Losses when leverage is zero or negative which protocol does not account for
This is an edge case which the code does not consider:
The getAccountLeverage function doesn't handle the case where there might be open positions but zero or negative margin balance, which could lead to incorrect leverage calculations or potential division by zero errors.
Zero Margin Balance:
Liquidation: When the margin balance reaches zero, the position is at risk of liquidation. If the value of the collateral drops to the maintenance margin level, the exchange will liquidate the position to cover the losses.
Profit and Loss: If there are unrealized profits in the position but have withdrawn all available margin, the margin balance could be zero. The open positions remain, but any adverse price movement could quickly lead to liquidation.
Negative Margin Balance:
Extreme Market Movements: In cases of extreme market volatility, the position might incur losses faster than the exchange can liquidate it, leading to a negative margin balance. This means traders owe the exchange more than their collateral value.

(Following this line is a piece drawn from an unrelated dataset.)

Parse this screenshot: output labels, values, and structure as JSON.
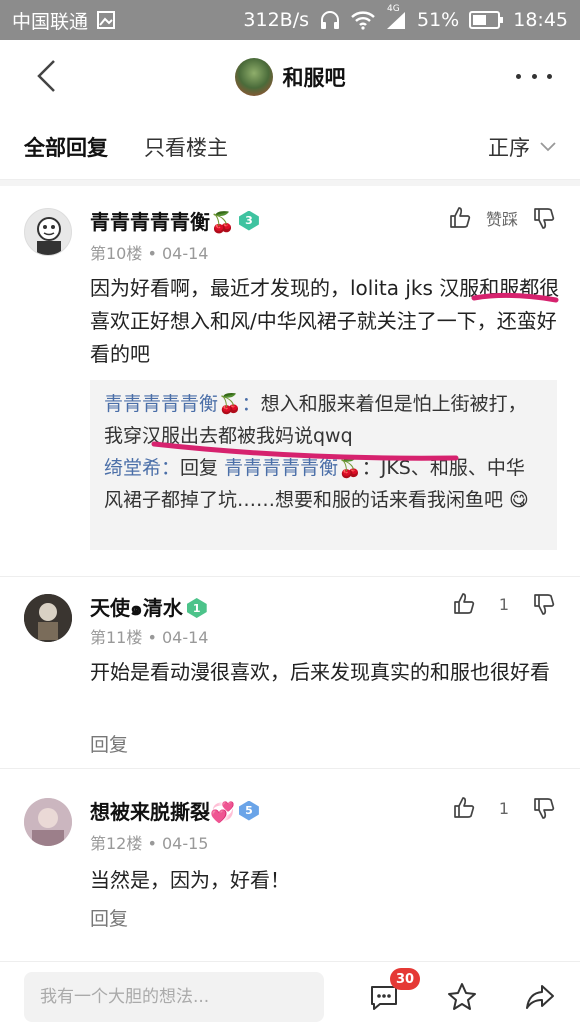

Fee Accumulation: If fees such as funding rates or trading fees are not covered by the available margin, they can push the balance into the negative.
There will be further losses for the protocol when this happens. There will be liquidations for traders as they may not receive any alerts to add more collateral or risk liquidations. There will be losses during this systemic risk scenario.
Manual Review
Account for these edge cases in the code.